On Friday, the U.S. Securities and Exchange Commission sought and received an emergency court order freezing the assets of a Zurich-based trading account. The SEC suspects this account was used to conduct illegal insider trading in Heinz shares ahead of Berkshire Hathaway's Thursday buyout announcement.
According to an announcement on the SEC's website, on the day prior to the public announcement of the joint bid for Heinz by Berkshire and 3G Capital, "unknown traders" purchased call options on Heinz stock, sparking a 20% rise in the share price of Heinz, a 1,700% increase in trading volume and enough movement in the price of call options to give these traders a one-day $1.7 million profit.

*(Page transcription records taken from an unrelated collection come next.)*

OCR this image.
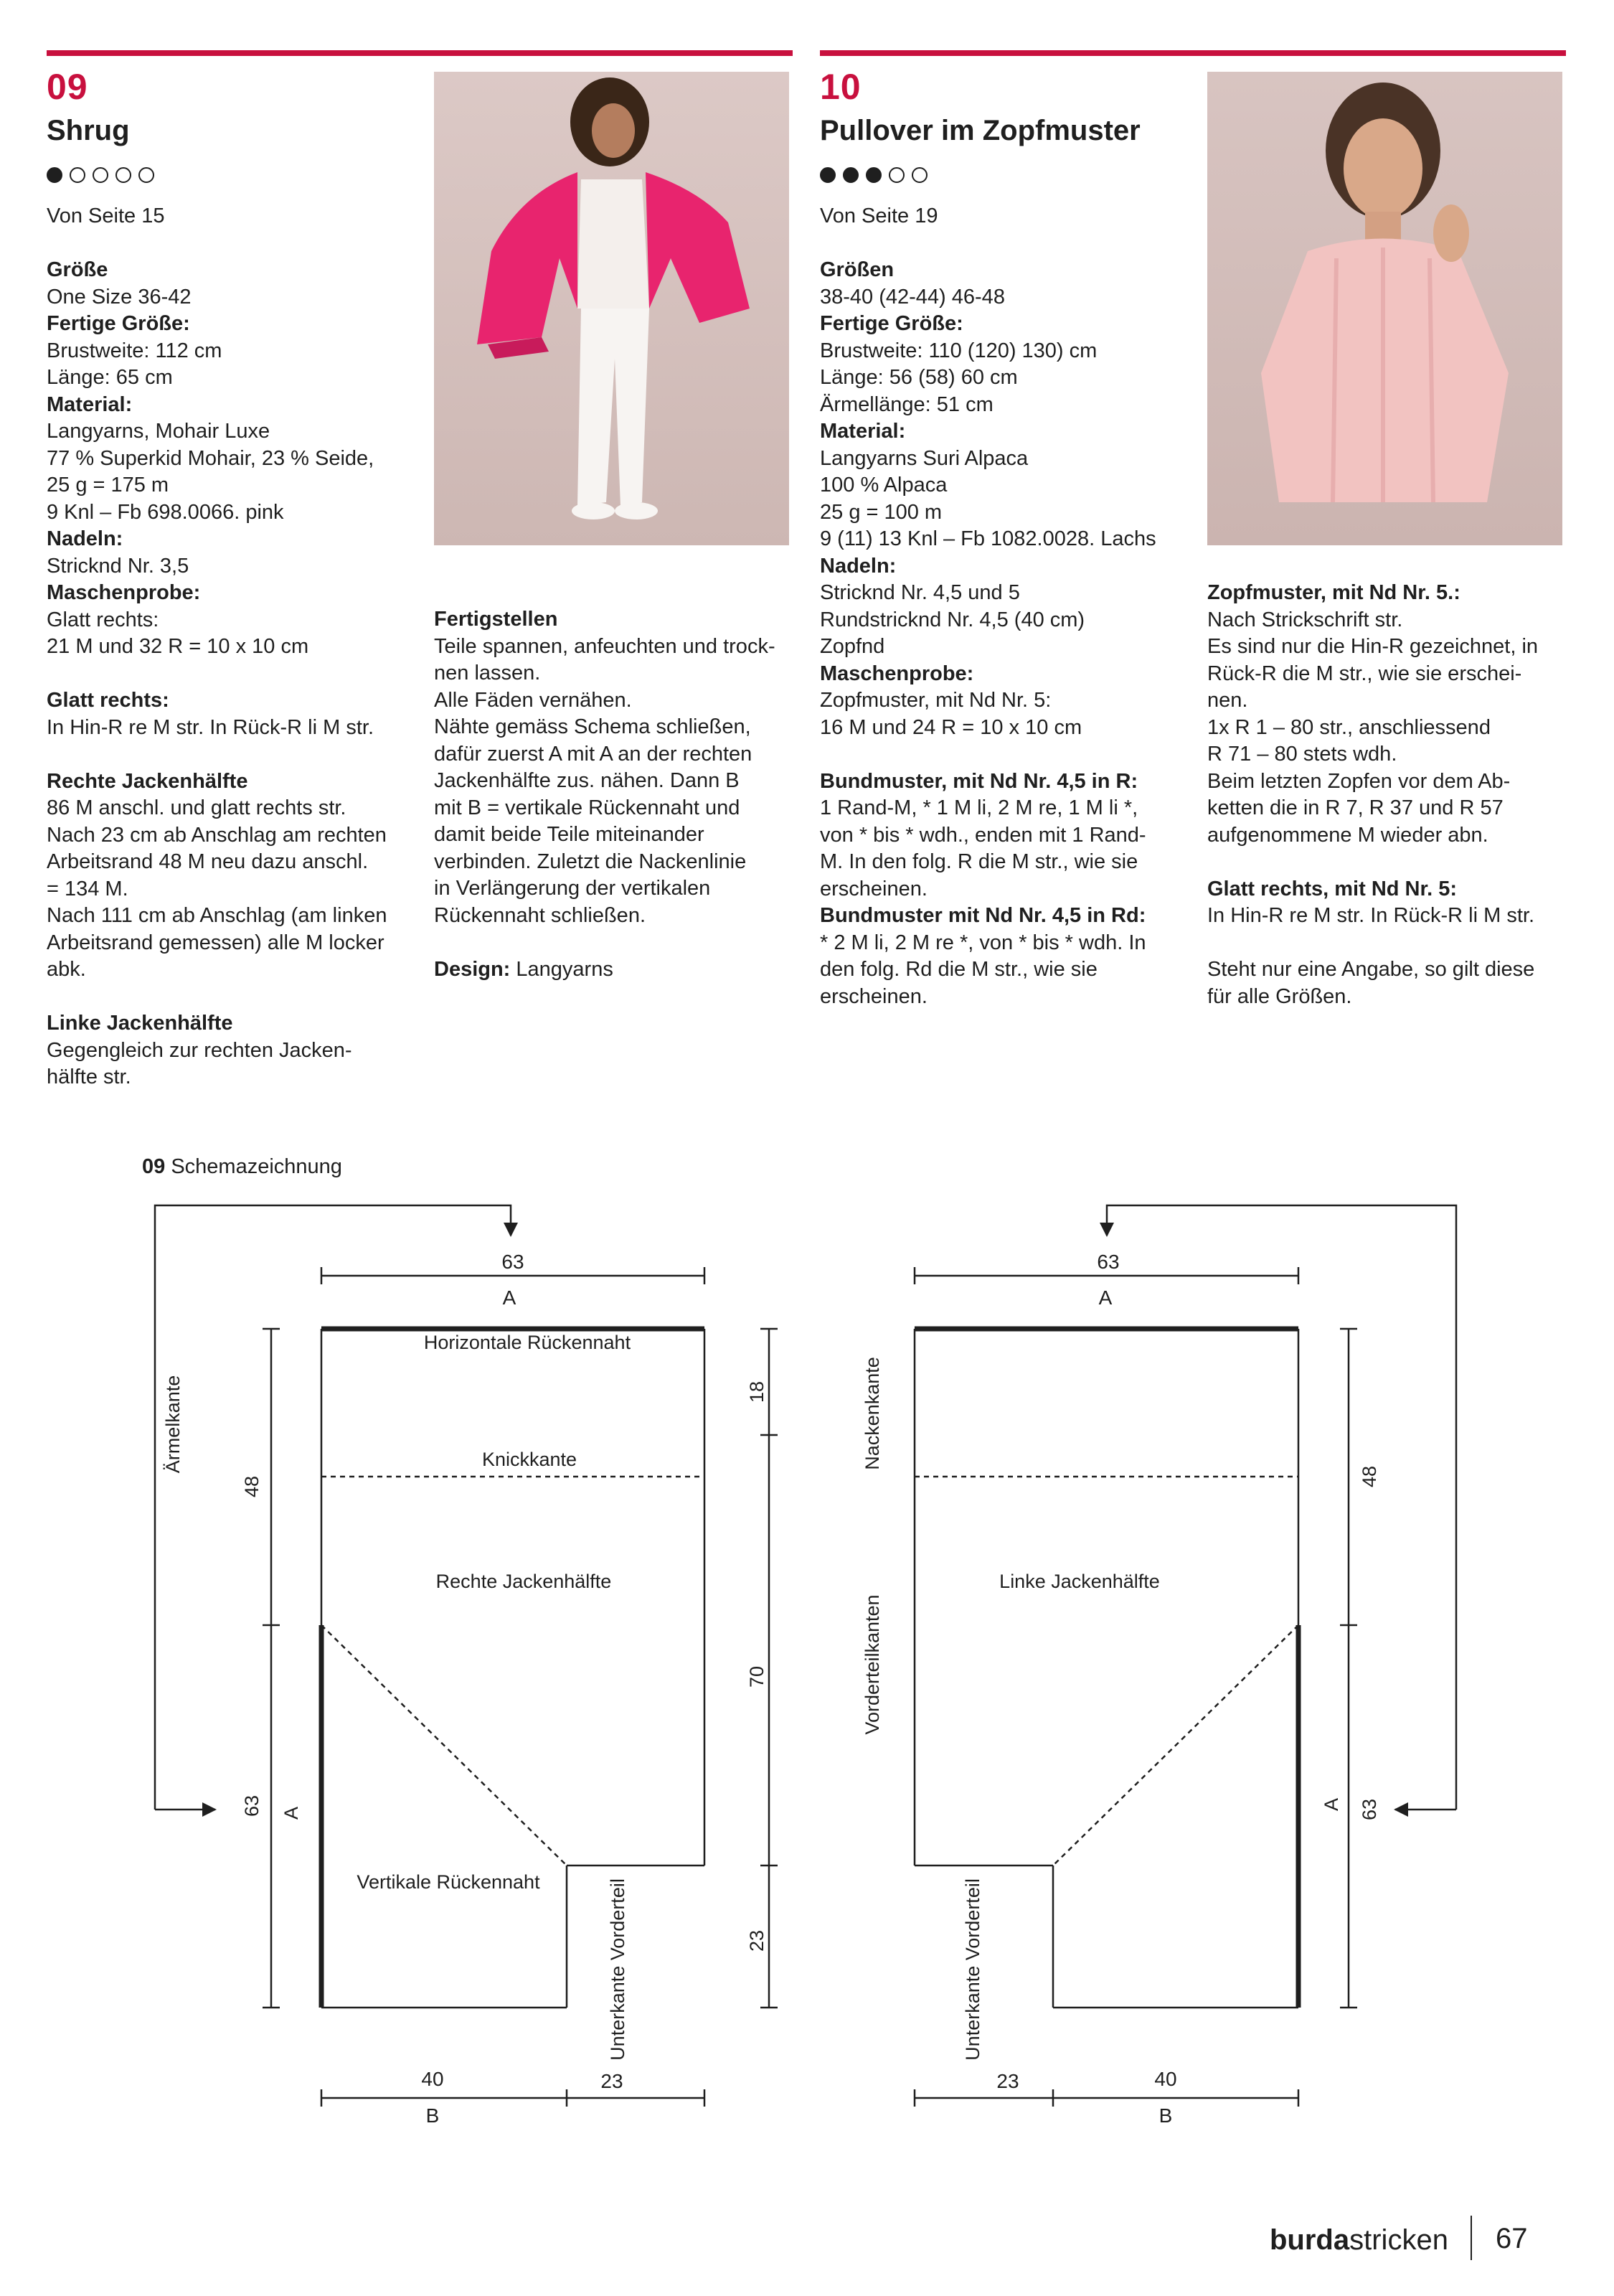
09
Shrug
Von Seite 15
Größe
One Size 36-42
Fertige Größe:
Brustweite: 112 cm
Länge: 65 cm
Material:
Langyarns, Mohair Luxe
77 % Superkid Mohair, 23 % Seide,
25 g = 175 m
9 Knl – Fb 698.0066. pink
Nadeln:
Stricknd Nr. 3,5
Maschenprobe:
Glatt rechts:
21 M und 32 R = 10 x 10 cm
Glatt rechts:
In Hin-R re M str. In Rück-R li M str.
Rechte Jackenhälfte
86 M anschl. und glatt rechts str.
Nach 23 cm ab Anschlag am rechten
Arbeitsrand 48 M neu dazu anschl.
= 134 M.
Nach 111 cm ab Anschlag (am linken
Arbeitsrand gemessen) alle M locker
abk.
Linke Jackenhälfte
Gegengleich zur rechten Jacken-
hälfte str.
Fertigstellen
Teile spannen, anfeuchten und trock-
nen lassen.
Alle Fäden vernähen.
Nähte gemäss Schema schließen,
dafür zuerst A mit A an der rechten
Jackenhälfte zus. nähen. Dann B
mit B = vertikale Rückennaht und
damit beide Teile miteinander
verbinden. Zuletzt die Nackenlinie
in Verlängerung der vertikalen
Rückennaht schließen.
Design: Langyarns
10
Pullover im Zopfmuster
Von Seite 19
Größen
38-40 (42-44) 46-48
Fertige Größe:
Brustweite: 110 (120) 130) cm
Länge: 56 (58) 60 cm
Ärmellänge: 51 cm
Material:
Langyarns Suri Alpaca
100 % Alpaca
25 g = 100 m
9 (11) 13 Knl – Fb 1082.0028. Lachs
Nadeln:
Stricknd Nr. 4,5 und 5
Rundstricknd Nr. 4,5 (40 cm)
Zopfnd
Maschenprobe:
Zopfmuster, mit Nd Nr. 5:
16 M und 24 R = 10 x 10 cm
Bundmuster, mit Nd Nr. 4,5 in R:
1 Rand-M, * 1 M li, 2 M re, 1 M li *,
von * bis * wdh., enden mit 1 Rand-
M. In den folg. R die M str., wie sie
erscheinen.
Bundmuster mit Nd Nr. 4,5 in Rd:
* 2 M li, 2 M re *, von * bis * wdh. In
den folg. Rd die M str., wie sie
erscheinen.
Zopfmuster, mit Nd Nr. 5.:
Nach Strickschrift str.
Es sind nur die Hin-R gezeichnet, in
Rück-R die M str., wie sie erschei-
nen.
1x R 1 – 80 str., anschliessend
R 71 – 80 stets wdh.
Beim letzten Zopfen vor dem Ab-
ketten die in R 7, R 37 und R 57
aufgenommene M wieder abn.
Glatt rechts, mit Nd Nr. 5:
In Hin-R re M str. In Rück-R li M str.
Steht nur eine Angabe, so gilt diese
für alle Größen.
09 Schemazeichnung
63
A
48
63 A
Ärmelkante	18
70
23
Horizontale Rückennaht
Knickkante
Rechte Jackenhälfte
Vertikale Rückennaht	Unterkante Vorderteil
40	23
B
63
A
48
63
A
Nackenkante
Vorderteilkanten
Linke Jackenhälfte
Unterkante Vorderteil
23	40
B
burdastricken 67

As SEC Chief of the Division of Enforcement's Market Abuse Unit Daniel M. Hawke explained, both the "timing and size of the trades" appeared "irregular and highly suspicious," raising suspicions "that traders may be improperly acting on confidential nonpublic information."
To determine if foul play took place, the SEC obtained an emergency court order freezing the traders' assets and ordering them to refrain from destroying any evidence. In the event the agencies' concerns turn out to be justified, the SEC will demand that the traders "disgorge their ill-gotten gains with interest, pay financial penalties, and be permanently barred from future violations."